I stood silent for a moment, trying to sort out what Mercury had just said.
Mercury grinned at me. “Profound, don’t you think?”
“It’s something,” I said. “I don’t know I’m trying to link anything. I thought maybe with Caroline being gone so long, and no closure, that an article on her would be appropriate. To show she’s not forgotten. The other stuff, maybe I could get a grab-bag column out of it, mention in the last six months there’s been all of this weirdness in town. Like a bad moon is rising over Camp Rapture kind of thing.”
“To be frank,” Mercury said, “and possibly to get punched in the nose, I don’t think you are all that interested in remembering Caroline. I think you smell a good news story. Something you think the hicks in town have not followed up on. Am I right? And that you will be able to nose it out because you used to be a real reporter. No emphasis, mind you, on the used to be.”
“Guilty,” I said.
“Of course you are,” he said.
Mercury turned to his computer, tapped the keyboard, brought up some information about Caroline Allison. There was a lot of it. It was much more than I had. I said, “Can you print this out for me?”
“Sure.”
He scanned through some of it, came to her photograph. A head shot. Her hair was as yellow as sunlight, her eyes so blue they broke your heart, her skin looked soft and warm as a spring day. And her mouth. Men would have ideas about that mouth, and so would a lot of women.
“Jesus,” I said.
“Looks like a movie star or a model, doesn’t she?”
“She is stunning.”
“Can you believe she was a history major?”
“Saw that in Francine’s note,” I said.
“Girl like that doesn’t strike me as someone that would spend her time in the library behind the stacks. A face like that, there had to be some party girl inside.
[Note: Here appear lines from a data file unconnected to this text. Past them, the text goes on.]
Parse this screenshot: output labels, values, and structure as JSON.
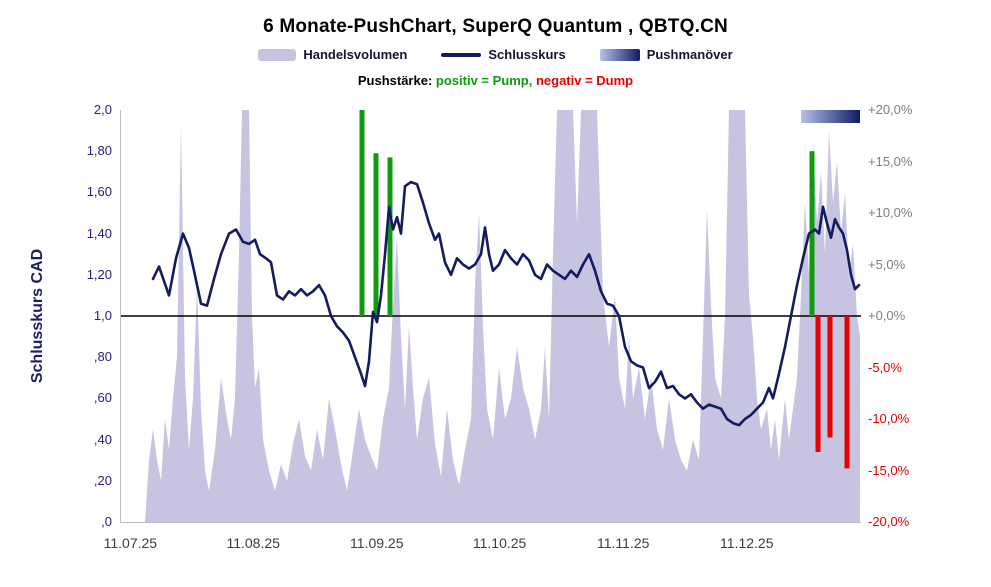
{
  "title": "6 Monate-PushChart, SuperQ Quantum , QBTQ.CN",
  "legend": {
    "volume_label": "Handelsvolumen",
    "close_label": "Schlusskurs",
    "push_label": "Pushmanöver",
    "pushstrength_label": "Pushstärke:",
    "pump_label": "positiv = Pump,",
    "dump_label": "negativ = Dump"
  },
  "chart_data": {
    "type": "area",
    "title": "6 Monate-PushChart, SuperQ Quantum , QBTQ.CN",
    "baseline": 1.0,
    "left_axis": {
      "title": "Schlusskurs CAD",
      "min": 0,
      "max": 2,
      "ticks": [
        "2,0",
        "1,80",
        "1,60",
        "1,40",
        "1,20",
        "1,0",
        ",80",
        ",60",
        ",40",
        ",20",
        ",0"
      ]
    },
    "right_axis": {
      "min": -20,
      "max": 20,
      "ticks": [
        "+20,0%",
        "+15,0%",
        "+10,0%",
        "+5,0%",
        "+0,0%",
        "-5,0%",
        "-10,0%",
        "-15,0%",
        "-20,0%"
      ]
    },
    "x_axis": {
      "ticks": [
        "11.07.25",
        "11.08.25",
        "11.09.25",
        "11.10.25",
        "11.11.25",
        "11.12.25"
      ],
      "positions": [
        0.014,
        0.18,
        0.347,
        0.513,
        0.68,
        0.847
      ]
    },
    "series": {
      "volume": {
        "name": "Handelsvolumen",
        "type": "area",
        "color": "#c6c4e1",
        "points": [
          [
            24,
            0
          ],
          [
            28,
            0.3
          ],
          [
            32,
            0.45
          ],
          [
            36,
            0.3
          ],
          [
            40,
            0.2
          ],
          [
            44,
            0.5
          ],
          [
            48,
            0.35
          ],
          [
            52,
            0.6
          ],
          [
            56,
            0.8
          ],
          [
            60,
            1.93
          ],
          [
            64,
            0.7
          ],
          [
            68,
            0.35
          ],
          [
            72,
            0.6
          ],
          [
            76,
            1.15
          ],
          [
            80,
            0.55
          ],
          [
            84,
            0.25
          ],
          [
            88,
            0.15
          ],
          [
            94,
            0.35
          ],
          [
            100,
            0.7
          ],
          [
            106,
            0.5
          ],
          [
            110,
            0.4
          ],
          [
            114,
            0.6
          ],
          [
            118,
            1.3
          ],
          [
            121,
            2
          ],
          [
            128,
            2
          ],
          [
            131,
            1
          ],
          [
            134,
            0.65
          ],
          [
            138,
            0.75
          ],
          [
            142,
            0.4
          ],
          [
            148,
            0.25
          ],
          [
            154,
            0.15
          ],
          [
            160,
            0.28
          ],
          [
            166,
            0.2
          ],
          [
            172,
            0.38
          ],
          [
            178,
            0.5
          ],
          [
            184,
            0.32
          ],
          [
            190,
            0.25
          ],
          [
            196,
            0.45
          ],
          [
            202,
            0.3
          ],
          [
            208,
            0.6
          ],
          [
            214,
            0.45
          ],
          [
            220,
            0.28
          ],
          [
            226,
            0.15
          ],
          [
            232,
            0.35
          ],
          [
            238,
            0.55
          ],
          [
            244,
            0.4
          ],
          [
            250,
            0.32
          ],
          [
            256,
            0.25
          ],
          [
            262,
            0.5
          ],
          [
            268,
            0.65
          ],
          [
            272,
            1.05
          ],
          [
            276,
            1.38
          ],
          [
            280,
            0.9
          ],
          [
            284,
            0.55
          ],
          [
            288,
            0.95
          ],
          [
            292,
            0.65
          ],
          [
            296,
            0.4
          ],
          [
            302,
            0.6
          ],
          [
            308,
            0.7
          ],
          [
            314,
            0.38
          ],
          [
            320,
            0.22
          ],
          [
            326,
            0.55
          ],
          [
            332,
            0.3
          ],
          [
            338,
            0.18
          ],
          [
            344,
            0.35
          ],
          [
            350,
            0.5
          ],
          [
            354,
            1.15
          ],
          [
            358,
            1.5
          ],
          [
            362,
            0.95
          ],
          [
            366,
            0.55
          ],
          [
            372,
            0.4
          ],
          [
            378,
            0.75
          ],
          [
            384,
            0.5
          ],
          [
            390,
            0.6
          ],
          [
            396,
            0.85
          ],
          [
            402,
            0.65
          ],
          [
            408,
            0.55
          ],
          [
            414,
            0.4
          ],
          [
            420,
            0.55
          ],
          [
            424,
            0.85
          ],
          [
            428,
            0.5
          ],
          [
            432,
            1.3
          ],
          [
            436,
            2
          ],
          [
            452,
            2
          ],
          [
            456,
            1.45
          ],
          [
            460,
            2
          ],
          [
            476,
            2
          ],
          [
            482,
            1.1
          ],
          [
            488,
            0.85
          ],
          [
            494,
            1.1
          ],
          [
            498,
            0.7
          ],
          [
            504,
            0.55
          ],
          [
            508,
            0.9
          ],
          [
            512,
            0.6
          ],
          [
            518,
            0.75
          ],
          [
            524,
            0.5
          ],
          [
            530,
            0.7
          ],
          [
            536,
            0.45
          ],
          [
            542,
            0.35
          ],
          [
            548,
            0.6
          ],
          [
            554,
            0.4
          ],
          [
            560,
            0.3
          ],
          [
            566,
            0.25
          ],
          [
            572,
            0.4
          ],
          [
            578,
            0.3
          ],
          [
            582,
            0.9
          ],
          [
            586,
            1.52
          ],
          [
            590,
            1.05
          ],
          [
            594,
            0.7
          ],
          [
            600,
            0.6
          ],
          [
            604,
            1
          ],
          [
            608,
            2
          ],
          [
            624,
            2
          ],
          [
            628,
            1.1
          ],
          [
            632,
            0.9
          ],
          [
            636,
            0.6
          ],
          [
            640,
            0.45
          ],
          [
            646,
            0.55
          ],
          [
            650,
            0.35
          ],
          [
            654,
            0.5
          ],
          [
            658,
            0.3
          ],
          [
            664,
            0.6
          ],
          [
            668,
            0.4
          ],
          [
            672,
            0.55
          ],
          [
            676,
            0.7
          ],
          [
            680,
            1.1
          ],
          [
            684,
            1.55
          ],
          [
            688,
            1.2
          ],
          [
            692,
            1.85
          ],
          [
            696,
            1.45
          ],
          [
            700,
            1.7
          ],
          [
            704,
            1.3
          ],
          [
            708,
            1.9
          ],
          [
            712,
            1.55
          ],
          [
            716,
            1.75
          ],
          [
            720,
            1.4
          ],
          [
            724,
            1.6
          ],
          [
            728,
            1.2
          ],
          [
            732,
            1.35
          ],
          [
            736,
            1
          ],
          [
            739,
            0.9
          ]
        ]
      },
      "close": {
        "name": "Schlusskurs",
        "type": "line",
        "color": "#141b5e",
        "points": [
          [
            32,
            1.18
          ],
          [
            38,
            1.24
          ],
          [
            43,
            1.17
          ],
          [
            48,
            1.1
          ],
          [
            55,
            1.28
          ],
          [
            62,
            1.4
          ],
          [
            68,
            1.33
          ],
          [
            73,
            1.22
          ],
          [
            80,
            1.06
          ],
          [
            86,
            1.05
          ],
          [
            93,
            1.18
          ],
          [
            100,
            1.3
          ],
          [
            108,
            1.4
          ],
          [
            115,
            1.42
          ],
          [
            122,
            1.36
          ],
          [
            128,
            1.35
          ],
          [
            134,
            1.37
          ],
          [
            139,
            1.3
          ],
          [
            145,
            1.28
          ],
          [
            150,
            1.26
          ],
          [
            156,
            1.1
          ],
          [
            162,
            1.08
          ],
          [
            168,
            1.12
          ],
          [
            174,
            1.1
          ],
          [
            180,
            1.13
          ],
          [
            186,
            1.1
          ],
          [
            192,
            1.12
          ],
          [
            198,
            1.15
          ],
          [
            204,
            1.1
          ],
          [
            210,
            1
          ],
          [
            216,
            0.95
          ],
          [
            222,
            0.92
          ],
          [
            228,
            0.88
          ],
          [
            234,
            0.8
          ],
          [
            240,
            0.72
          ],
          [
            244,
            0.66
          ],
          [
            248,
            0.78
          ],
          [
            252,
            1.02
          ],
          [
            256,
            0.97
          ],
          [
            260,
            1.1
          ],
          [
            264,
            1.3
          ],
          [
            268,
            1.53
          ],
          [
            272,
            1.42
          ],
          [
            276,
            1.48
          ],
          [
            280,
            1.4
          ],
          [
            284,
            1.63
          ],
          [
            290,
            1.65
          ],
          [
            296,
            1.64
          ],
          [
            302,
            1.55
          ],
          [
            308,
            1.45
          ],
          [
            314,
            1.37
          ],
          [
            318,
            1.4
          ],
          [
            324,
            1.26
          ],
          [
            330,
            1.2
          ],
          [
            336,
            1.28
          ],
          [
            342,
            1.25
          ],
          [
            348,
            1.23
          ],
          [
            354,
            1.25
          ],
          [
            360,
            1.3
          ],
          [
            364,
            1.43
          ],
          [
            368,
            1.3
          ],
          [
            372,
            1.22
          ],
          [
            378,
            1.25
          ],
          [
            384,
            1.32
          ],
          [
            390,
            1.28
          ],
          [
            396,
            1.25
          ],
          [
            402,
            1.3
          ],
          [
            408,
            1.27
          ],
          [
            414,
            1.2
          ],
          [
            420,
            1.18
          ],
          [
            426,
            1.25
          ],
          [
            432,
            1.22
          ],
          [
            438,
            1.2
          ],
          [
            444,
            1.18
          ],
          [
            450,
            1.22
          ],
          [
            456,
            1.19
          ],
          [
            462,
            1.25
          ],
          [
            468,
            1.3
          ],
          [
            474,
            1.22
          ],
          [
            480,
            1.12
          ],
          [
            486,
            1.06
          ],
          [
            492,
            1.05
          ],
          [
            498,
            1
          ],
          [
            504,
            0.85
          ],
          [
            510,
            0.78
          ],
          [
            516,
            0.76
          ],
          [
            522,
            0.75
          ],
          [
            528,
            0.65
          ],
          [
            534,
            0.68
          ],
          [
            540,
            0.73
          ],
          [
            546,
            0.65
          ],
          [
            552,
            0.66
          ],
          [
            558,
            0.62
          ],
          [
            564,
            0.6
          ],
          [
            570,
            0.62
          ],
          [
            576,
            0.58
          ],
          [
            582,
            0.55
          ],
          [
            588,
            0.57
          ],
          [
            594,
            0.56
          ],
          [
            600,
            0.55
          ],
          [
            606,
            0.5
          ],
          [
            612,
            0.48
          ],
          [
            618,
            0.47
          ],
          [
            624,
            0.5
          ],
          [
            630,
            0.52
          ],
          [
            636,
            0.55
          ],
          [
            642,
            0.58
          ],
          [
            648,
            0.65
          ],
          [
            652,
            0.6
          ],
          [
            658,
            0.72
          ],
          [
            664,
            0.85
          ],
          [
            670,
            1
          ],
          [
            676,
            1.15
          ],
          [
            682,
            1.28
          ],
          [
            688,
            1.4
          ],
          [
            694,
            1.42
          ],
          [
            698,
            1.4
          ],
          [
            702,
            1.53
          ],
          [
            706,
            1.45
          ],
          [
            710,
            1.38
          ],
          [
            714,
            1.47
          ],
          [
            718,
            1.43
          ],
          [
            722,
            1.4
          ],
          [
            726,
            1.32
          ],
          [
            730,
            1.2
          ],
          [
            734,
            1.13
          ],
          [
            738,
            1.15
          ]
        ]
      },
      "pump": {
        "name": "Pump",
        "type": "bars",
        "color": "#0f9a0f",
        "bars": [
          [
            241,
            2.0
          ],
          [
            255,
            1.79
          ],
          [
            269,
            1.77
          ],
          [
            691,
            1.8
          ]
        ]
      },
      "dump": {
        "name": "Dump",
        "type": "bars",
        "color": "#e60000",
        "bars": [
          [
            697,
            0.34
          ],
          [
            709,
            0.41
          ],
          [
            726,
            0.26
          ]
        ]
      },
      "push_bar": {
        "name": "Pushmanöver",
        "x0": 680,
        "x1": 739,
        "color_from": "#b6c1e9",
        "color_to": "#101c64"
      }
    }
  }
}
There’s some devil in those eyes, don’t you think?”
“I suppose.”
Of course, from the moment I realized she was a history major, I had thought of my brother, Jimmy. She had been in his department, and most likely he had taught her, or knew her. And, of course, he would have known about her coming up missing, about her never being found. It was another lead-in, another angle. I filed that in the back of my mind.
Mercury reached in his shirt pocket, pulled out some greasy glasses, put them on, tapped at the keyboard some more, scanned through more files.
“Girl like that, in high school, you’d think she’d be more popular than a free back rub, but guess what, there’s hardly anything about her in her high school annual.”
“You have it?”
“I have it scanned in. I’ve looked through it. I think she was a member of the history club, and that’s it. No Most Beautiful. No Most Likely to Succeed. No Most Popular. And except for the history club, where there’s just the one picture of her and some other students, there’s little to nothing. She wasn’t too popular. Way she looked, that’s peculiar.”